The daily chapel service at Northwestern Lutheran Theological Seminary was held in the former dining room and solarium of Passavant Hall, the past residence of the Charles Pillsbury family. In keeping with the rest of the Tudor style home, the refurbished chapel retained the original paneling, stained glass, and plank flooring. Seminary students of the period (1940-1967) remember fondly the beauty and uniqueness of these spaces. Back of photograph reads: NLTS chapel at S. Mpls site ca. 1960.
Northwestern Lutheran Theological Seminary was justly proud of its music and arts program including its choral activities. The choir recorded albums and toured regularly. Pictured conducting is Robert Paul Wetzler, director of the choir and noted sacred music composer and publisher. Later, Kathryn Ulvilden Moen, a professionally trained organist and choir director, would take on this dual role with great success. Back of photograph reads: Northwestern Lutheran Theological Seminary Choir, Minneapolis, Robert Paul Wetzler, director, Ray Hanson, manager.
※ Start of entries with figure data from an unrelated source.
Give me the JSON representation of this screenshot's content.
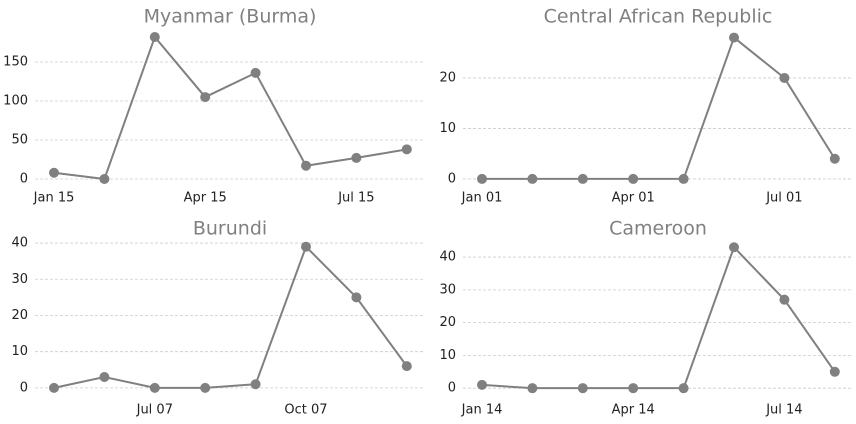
{
  "chart_data": [
    {
      "type": "line",
      "title": "Myanmar (Burma)",
      "categories": [
        "Jan 15",
        null,
        null,
        "Apr 15",
        null,
        null,
        "Jul 15",
        null
      ],
      "values": [
        8,
        0,
        182,
        105,
        136,
        17,
        27,
        38
      ],
      "color": "#808080",
      "ylim": [
        -9,
        191
      ],
      "yticks": [
        0,
        50,
        100,
        150
      ],
      "grid": true
    },
    {
      "type": "line",
      "title": "Central African Republic",
      "categories": [
        "Jan 01",
        null,
        null,
        "Apr 01",
        null,
        null,
        "Jul 01",
        null
      ],
      "values": [
        0,
        0,
        0,
        0,
        0,
        28,
        20,
        4
      ],
      "color": "#808080",
      "ylim": [
        -1.4,
        29.5
      ],
      "yticks": [
        0,
        10,
        20
      ],
      "grid": true
    },
    {
      "type": "line",
      "title": "Burundi",
      "categories": [
        null,
        null,
        "Jul 07",
        null,
        null,
        "Oct 07",
        null,
        null
      ],
      "values": [
        0,
        3,
        0,
        0,
        1,
        39,
        25,
        6
      ],
      "color": "#808080",
      "ylim": [
        -2.8,
        40.3
      ],
      "yticks": [
        0,
        10,
        20,
        30,
        40
      ],
      "grid": true
    },
    {
      "type": "line",
      "title": "Cameroon",
      "categories": [
        "Jan 14",
        null,
        null,
        "Apr 14",
        null,
        null,
        "Jul 14",
        null
      ],
      "values": [
        1,
        0,
        0,
        0,
        0,
        43,
        27,
        5
      ],
      "color": "#808080",
      "ylim": [
        -3,
        44.6
      ],
      "yticks": [
        0,
        10,
        20,
        30,
        40
      ],
      "grid": true
    }
  ]
}
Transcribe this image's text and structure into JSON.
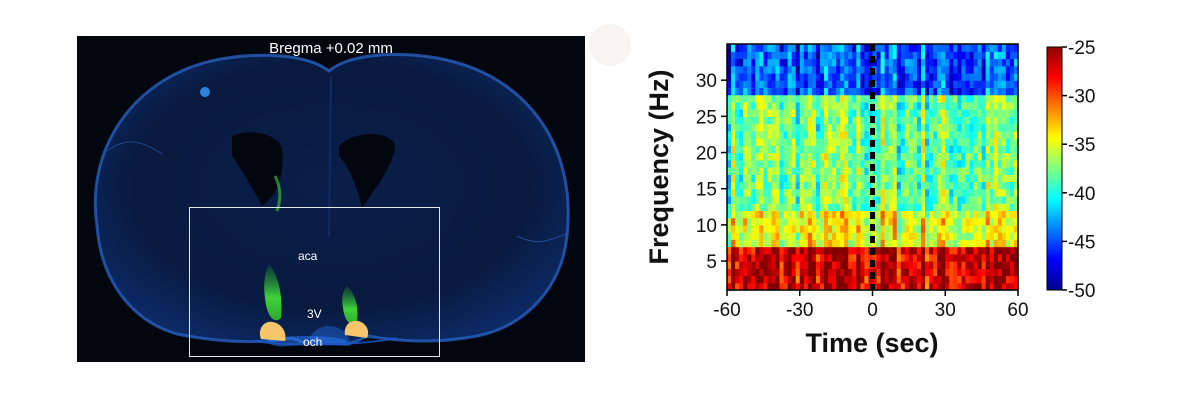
{
  "histology": {
    "title": "Bregma +0.02 mm",
    "labels": {
      "aca": "aca",
      "third_ventricle": "3V",
      "och": "och"
    },
    "marker_color": "#f7c56b",
    "stain_color": "#1e5cc0",
    "expression_color": "#3fd23a"
  },
  "chart_data": {
    "type": "heatmap",
    "title": "",
    "xlabel": "Time (sec)",
    "ylabel": "Frequency (Hz)",
    "xlim": [
      -60,
      60
    ],
    "ylim": [
      1,
      35
    ],
    "xticks": [
      -60,
      -30,
      0,
      30,
      60
    ],
    "yticks": [
      5,
      10,
      15,
      20,
      25,
      30
    ],
    "colorbar": {
      "range": [
        -50,
        -25
      ],
      "ticks": [
        -25,
        -30,
        -35,
        -40,
        -45,
        -50
      ],
      "colormap": "jet"
    },
    "event_line": {
      "x": 0,
      "style": "dashed",
      "color": "#000000"
    },
    "frequency_bands_db": [
      {
        "range_hz": [
          1,
          7
        ],
        "mean_power_db": -27
      },
      {
        "range_hz": [
          7,
          12
        ],
        "mean_power_db": -35
      },
      {
        "range_hz": [
          12,
          28
        ],
        "mean_power_db": -38
      },
      {
        "range_hz": [
          28,
          35
        ],
        "mean_power_db": -45
      }
    ],
    "grid": false
  }
}
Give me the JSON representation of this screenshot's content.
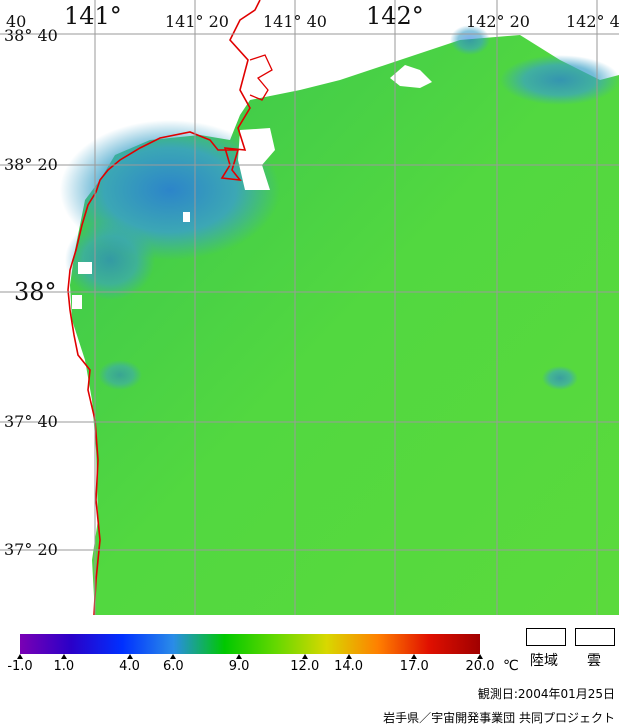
{
  "map": {
    "lon_labels": [
      "141°",
      "141° 20",
      "141° 40",
      "142°",
      "142° 20",
      "142° 4"
    ],
    "lat_labels": [
      "38° 40",
      "38° 20",
      "38°",
      "37° 40",
      "37° 20"
    ],
    "corner_label": "40"
  },
  "colorbar": {
    "ticks": [
      "-1.0",
      "1.0",
      "4.0",
      "6.0",
      "9.0",
      "12.0",
      "14.0",
      "17.0",
      "20.0"
    ],
    "tick_values": [
      -1.0,
      1.0,
      4.0,
      6.0,
      9.0,
      12.0,
      14.0,
      17.0,
      20.0
    ],
    "min": -1.0,
    "max": 20.0,
    "unit": "℃",
    "colors": [
      "#7a00b4",
      "#2a00c8",
      "#0030ff",
      "#2a8ce8",
      "#00c800",
      "#64d800",
      "#d8d800",
      "#ff8000",
      "#e01000",
      "#a00000"
    ]
  },
  "legend": {
    "land": "陸域",
    "cloud": "雲"
  },
  "observation_date": "観測日:2004年01月25日",
  "credit": "岩手県／宇宙開発事業団 共同プロジェクト",
  "colors": {
    "coast": "#e00000",
    "grid": "#9a9a9a",
    "water_green": "#4ad64a",
    "water_blue": "#2a8ce8"
  }
}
This Northwestern Lutheran Theological Seminary building was named for Dr. G. H. (George Henry) Gerberding, first president of the Northwest Synod of the United Lutheran Church in America and one of the four original Northwestern Lutheran Theological Seminary professors to leave Maywood Seminary, Chicago, in 1920. Gerberding Hall had been one of the Crosby family homes. The Crosby family was involved in the Minneapolis milling industry. Back of photograph reads: Gerberding Hall, late 50's, NLTS residence, [photo] #14.
Jensen Hall, which included the Northwestern Lutheran Theological Seminary library, was named for J.K. Jensen, long-time treasurer of the seminary and of the Synod of the Northwest. This mansion, the Alfred Pillsbury family home, was acquired in a second round of property purchases in the South Minneapolis area near the Minneapolis Institute of Arts. Northwestern Lutheran Theological Seminary now had several buildings in the same area, thus creating a more integrated, cohesive campus. Back of photograph reads: Jensen Hall Library
Northwestern Lutheran Theological Seminary's Reed Hall was named for Harry Bertram Reed, first professor of Old Testament at Northwestern Lutheran Theological Seminary. Reed Hall served as an apartment building for married students. The seminary remained well supported by the Northwest Synod of the United Lutheran Church in America during the 1950s, the years of its greatest growth. This was also the period of greatest membership increase for the United Lutheran Church in America, the ""parent church"" of Northwestern Lutheran Theological Seminary. Back of photograph reads: NLTS, Reed Hall, Residence.
This is a photograph of a residence hall of Northwestern Lutheran Theological Seminary. The seminary continued to acquire property as it grew, but by the late 1950s it was clear that another expansion would be necessary. The seminary's ""parent church,"" the United Lutheran Church in America, continued to increase in membership. Eventually Northwestern Lutheran Theological Seminary's expansion came on the campus of Luther Seminary in the St. Anthony Park neighborhood in St. Paul. In 1955, Luther Seminary purchased the site of the Breck School, an Episcopalian preparatory school, that stood near Luther Seminary. The invitation for Northwestern Lutheran Theological Seminary to move to this site came several years later, with the actual move happening in 1967. Back of photograph reads: NLTS residence #2404.
This Northwestern Lutheran Theological Seminary building was a mansion located at Stevens Avenue and East 24th Street in Minneapolis and was named for the first president of Northwestern Lutheran Theological Seminary, Joseph Stump. Stump Hall functioned as a single student dormitory and had its own on-site boarding club, in which students shared responsibilities for meals. Back of photograph reads: Stump Hall, Stevens Ave. @ 24th Str., Mpls.